David Kohler has appointed Cushman & Wakefield and Vandermolen Real Estate to secure a funder to acquire the freehold or enter a jv on the development opportunity at Quest Park, to the south-west of the town.
The developer has started pre-application discussions with Central Bedfordshire Council for an 840,000 sq ft data centre on 28 acres of land at the main access point, and 25 acres of photovoltaic panels on the lake.
Quest Pit was the last active clay pit in Bedfordshire, extracting Oxford Clay before ceasing operations in 2008.
During the following year the site gained consent for a 1m sq ft conservation, leisure and education facility, complete with a water adventure park, spa, three hotels and a science research park for the National Institute for Research into Aquatic Habits. However, the site fell into administration in 2015.

Kohler bought the site from its administrators at Moorfields Advisory that year with a vision to create a floating solar farm, as a pure infrastructure project funded by government subsidies for renewable energy.

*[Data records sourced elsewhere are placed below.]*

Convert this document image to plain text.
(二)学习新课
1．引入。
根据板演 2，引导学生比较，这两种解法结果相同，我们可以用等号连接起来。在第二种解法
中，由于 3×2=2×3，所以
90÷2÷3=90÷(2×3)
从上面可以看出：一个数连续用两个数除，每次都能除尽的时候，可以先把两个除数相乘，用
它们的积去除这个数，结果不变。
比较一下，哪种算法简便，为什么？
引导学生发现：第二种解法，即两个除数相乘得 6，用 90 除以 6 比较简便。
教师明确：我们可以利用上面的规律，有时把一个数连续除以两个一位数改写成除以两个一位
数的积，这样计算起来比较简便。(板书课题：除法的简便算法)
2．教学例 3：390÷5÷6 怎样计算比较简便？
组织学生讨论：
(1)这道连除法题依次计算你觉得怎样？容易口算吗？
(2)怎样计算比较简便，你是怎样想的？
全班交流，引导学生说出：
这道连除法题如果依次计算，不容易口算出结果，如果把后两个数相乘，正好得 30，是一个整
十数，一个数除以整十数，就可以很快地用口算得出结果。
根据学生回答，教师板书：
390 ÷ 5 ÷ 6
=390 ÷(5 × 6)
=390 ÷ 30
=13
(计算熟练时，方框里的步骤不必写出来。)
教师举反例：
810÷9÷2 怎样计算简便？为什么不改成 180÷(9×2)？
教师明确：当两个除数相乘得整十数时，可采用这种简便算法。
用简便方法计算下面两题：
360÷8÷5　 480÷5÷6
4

He said: “I had an idea about six years ago for a floating solar farm to maximise the yield from the sun.” His concept, inspired by rooftop solar farms and a floating village in Amsterdam, would allow panels to be repositioned in different directions to capture light.
However, the government removed the subsidy on solar energy within a few months of his purchase. “I then had 143 acres in the middle of Bedford and the scheme that I wanted to put on it wasn’t viable,” said Kohler.
He entered talks with McLaren on a driver experience centre and explored residential development, before returning to the solar farm concept to include input from an occupier as an end-user.
“The pre-application with the local authority is as positive as I have ever seen, because it stimulates everything. It is an infrastructure project and they want to improve the area,” he added.
The site is just over five miles south-west of Bedford town centre, located within the Oxford-Cambridge-London Golden Triangle of technology and life sciences organisations.
Less than a mile away, a new station is to be built at Wixams. Housing association L&Q is also developing a 4,500-home village on 750 acres of land acquired from Gallagher Estates.